I am a particle physicist by training, and a scientist by calling. Becoming a physicist was my dream, which I achieved by graduating from the prestigious NPAC program (Masters in Nuclei, Particles, Astroparticles and Cosmology) from Paris Saclay in 2006 and my PhD from Sorbonne University in 2009. For those interested, I specialized in CP-violation, the study of the asymmetry between matter and antimatter, and for the sake of my research, I was lead to extract the tiniest signals from very large datasets via the tuning of the most sophisticated particle detectors on the planet, complex Monte Carlo simulations, and a technique called a Dalitz Plot Analysis which I am one of very few people to master. 

In 2008, I took on the role of DIRC commissioner and was in charge of the quality of the data collected for the BaBar Collaboration and was tasked to reconstruct particle decays from raw data (electrical signals and hits in the drift chamber). (Un)fortunately,  that’s when the Great Recession started and we were told by the DoE that we had 6 months instead of years to conclude the data collection process. So the Collaboration decided to increase the luminosity of PEP-II (the particle accelerator hosted at the Stanford Linear Accelerator Center), which basically means the accelerator was pushed to its limits to generate more collisions, and hence, more data.

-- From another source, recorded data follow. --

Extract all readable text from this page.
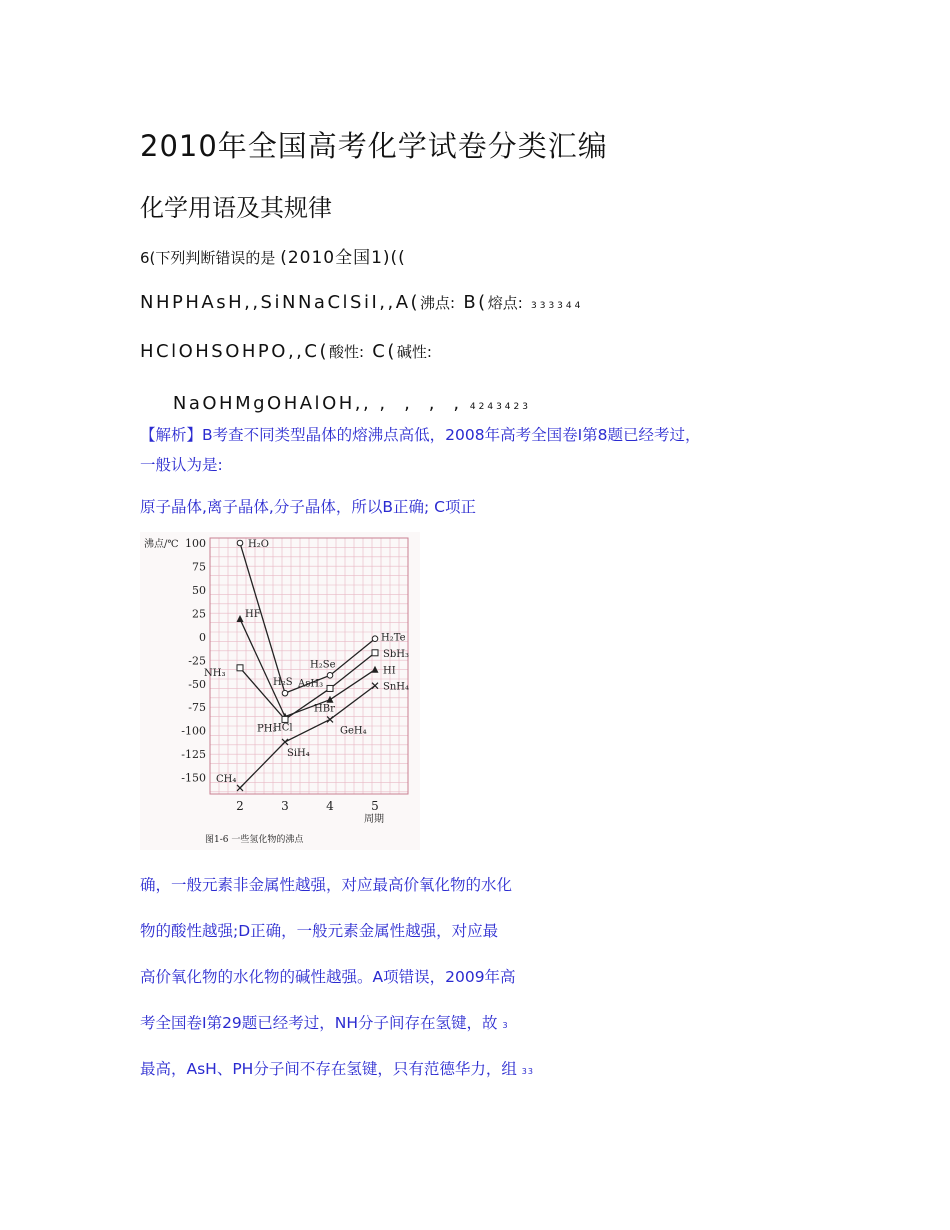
2010年全国高考化学试卷分类汇编
化学用语及其规律
6(下列判断错误的是 (2010全国1)((
NHPHAsH,,SiNNaClSiI,,A(沸点: B(熔点: 333344
HClOHSOHPO,,C(酸性: C(碱性:

NaOHMgOHAlOH,, ,  ,  ,  , 4243423

【解析】B考查不同类型晶体的熔沸点高低，2008年高考全国卷I第8题已经考过，
一般认为是:
原子晶体,离子晶体,分子晶体，所以B正确; C项正
100
75
50
25
0
-25
-50
-75
-100
-125
-150
2	3	4	5
沸点/℃
周期
图1-6 一些氢化物的沸点
H₂O
H₂S
H₂Se
H₂Te
HF
HCl
HBr
HI
NH₃
PH₃
AsH₃
SbH₃
CH₄
SiH₄
GeH₄
SnH₄
确，一般元素非金属性越强，对应最高价氧化物的水化
物的酸性越强;D正确，一般元素金属性越强，对应最
高价氧化物的水化物的碱性越强。A项错误，2009年高
考全国卷I第29题已经考过，NH分子间存在氢键，故 3
最高，AsH、PH分子间不存在氢键，只有范德华力，组 33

Within days, I realized that while volumes of data were higher, the reconstruction process was leading to fewer useful particle decays: in other terms, while we were collecting more data, the density of information was much lower, and, frankly, of lower quality. I complained but wasn’t immediately  heard, but the experience planted a seed in my mind that data collection truly isn’t about maximizing the volume but rather finding the right balance between volume and quality to optimize the quantity of effective information.